AMSTERDAM — U.S. Foodservice, the subsidiary at the root of so many of Ahold's problems, may now be part of the solution.
Ahold said it will sell the Columbia, Md.-based company to a consortium led by private equity funds Clayton, Dubilier Rice and Kohlberg Kravis Roberts for $7.1 billion. The retailer will use proceeds to pay down more than $2.7 billion in debt, while returning another $4 billion to shareholders in the form of company share buybacks, said Anders Moberg, Ahold's outgoing chief executive officer, speaking at the company's annual meeting here.
U.S. Foodservice was the source of the accounting scandal in 2003 that nearly brought down Ahold and left it awash in debt. The $7.1 billion sale price strongly exceeded the estimates of some analysts, who had previously said Ahold could probably expect to get a little more than $5 billion.
“They definitely fetched a good price,” Mitch Corwin, an analyst at Morningstar, Chicago, told SN, adding that the price valued USF at a 30% premium to food-service peers Sysco and Performance Food Group.
“There were many who wanted us to sell U.S. Foodservice in 2003,” Moberg said in a speech at the annual meeting. “I said then it would be a mistake at that time and would destroy shareholder value. Instead we focused on rebuilding the U.S. Foodservice business and culture.”
Ratings agencies Standard & Poor's and Fitch Ratings each last week raised their debt ratings of Ahold, with S&P taking its ratings back to investment grade for the first time since the scandal of 2003. Ahold's stock price also soared to levels not seen in the four-plus years since the USF scandal.
Accompanying Ahold in the stock jump was Belgian retailer Delhaize, which in recent months had been discussed as a potential partner of Ahold, should Ahold decide to sell supermarket assets in the U.S. or in Europe.

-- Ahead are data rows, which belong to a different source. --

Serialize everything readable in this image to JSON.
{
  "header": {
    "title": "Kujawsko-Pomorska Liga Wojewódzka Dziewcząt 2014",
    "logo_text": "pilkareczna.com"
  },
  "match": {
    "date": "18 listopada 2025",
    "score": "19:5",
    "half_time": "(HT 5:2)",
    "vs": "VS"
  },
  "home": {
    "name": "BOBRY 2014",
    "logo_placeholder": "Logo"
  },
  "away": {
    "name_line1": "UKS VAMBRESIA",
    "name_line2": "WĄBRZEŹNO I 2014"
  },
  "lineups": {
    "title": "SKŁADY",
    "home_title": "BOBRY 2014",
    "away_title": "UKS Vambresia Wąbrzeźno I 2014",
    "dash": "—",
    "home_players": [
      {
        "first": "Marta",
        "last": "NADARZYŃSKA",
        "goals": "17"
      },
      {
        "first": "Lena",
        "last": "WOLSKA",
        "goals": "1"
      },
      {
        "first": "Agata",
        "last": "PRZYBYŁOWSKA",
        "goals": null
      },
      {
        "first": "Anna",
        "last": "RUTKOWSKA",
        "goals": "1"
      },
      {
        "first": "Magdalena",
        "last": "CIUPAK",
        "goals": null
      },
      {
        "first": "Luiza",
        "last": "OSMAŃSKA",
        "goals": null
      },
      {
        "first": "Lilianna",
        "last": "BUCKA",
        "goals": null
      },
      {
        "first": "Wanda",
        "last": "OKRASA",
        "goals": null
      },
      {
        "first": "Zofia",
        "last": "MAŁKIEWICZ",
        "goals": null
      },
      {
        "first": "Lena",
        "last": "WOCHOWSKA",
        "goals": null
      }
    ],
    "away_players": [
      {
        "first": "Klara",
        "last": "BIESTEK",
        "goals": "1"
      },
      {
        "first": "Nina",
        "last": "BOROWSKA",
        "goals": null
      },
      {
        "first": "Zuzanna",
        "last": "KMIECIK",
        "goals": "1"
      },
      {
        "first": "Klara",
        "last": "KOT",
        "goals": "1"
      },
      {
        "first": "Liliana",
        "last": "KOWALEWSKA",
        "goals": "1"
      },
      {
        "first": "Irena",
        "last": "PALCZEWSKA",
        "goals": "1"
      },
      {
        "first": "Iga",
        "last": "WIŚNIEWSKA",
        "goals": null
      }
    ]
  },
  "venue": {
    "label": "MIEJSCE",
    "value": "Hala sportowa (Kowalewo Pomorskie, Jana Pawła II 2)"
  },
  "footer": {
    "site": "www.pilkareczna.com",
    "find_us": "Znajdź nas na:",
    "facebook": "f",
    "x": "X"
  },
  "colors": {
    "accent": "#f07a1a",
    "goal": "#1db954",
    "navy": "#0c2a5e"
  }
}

Observers last week said the sale of USF would not necessarily influence the likelihood of a merger, and attributed the activity to the news that Moberg will resign in July.
While the USF sale and subsequent stock buyback ought to be welcome events for Ahold shareholders, observers said they don't expect dissident investors to stop calling for Ahold to sell U.S. chains Giant, Stop & Shop and Giant-Carlisle.
“The buyback is certainly a significant step in providing a lot of cash back into the business, but the fundamental issues they face are still there,” Neil Stern, senior partner at McMillan Doolittle, Chicago, told SN. “The international network they run is still large and unwieldy and still has performance issues at some divisions.”
Stern said he believes Ahold waited for the right moment to sell USF. Ahold acquired the company, then doing around $7 billion in sales, for $3.6 billion in 2000. USF reported $19.6 billion in revenues for fiscal 2006. A merger with Delhaize is a possibility, he added, but “very difficult to put together” due to regulatory issues.
“U.S. Foodservice has done an admirable job turning itself around after the problems they had. The business was pretty healthy, and the fundamentals of the food-service business still look pretty good, with lots of room to grow due to its fragmented market,” Stern said.
USF became the center of controversy after it was revealed that executives were inflating promotional rebates from suppliers in order to meet earnings targets. Ahold was forced to restate $800 million in earnings as a result. Ahold rebuilt the business behind Larry Benjamin, who was named chief operating officer of Ahold's U.S. supermarkets last fall.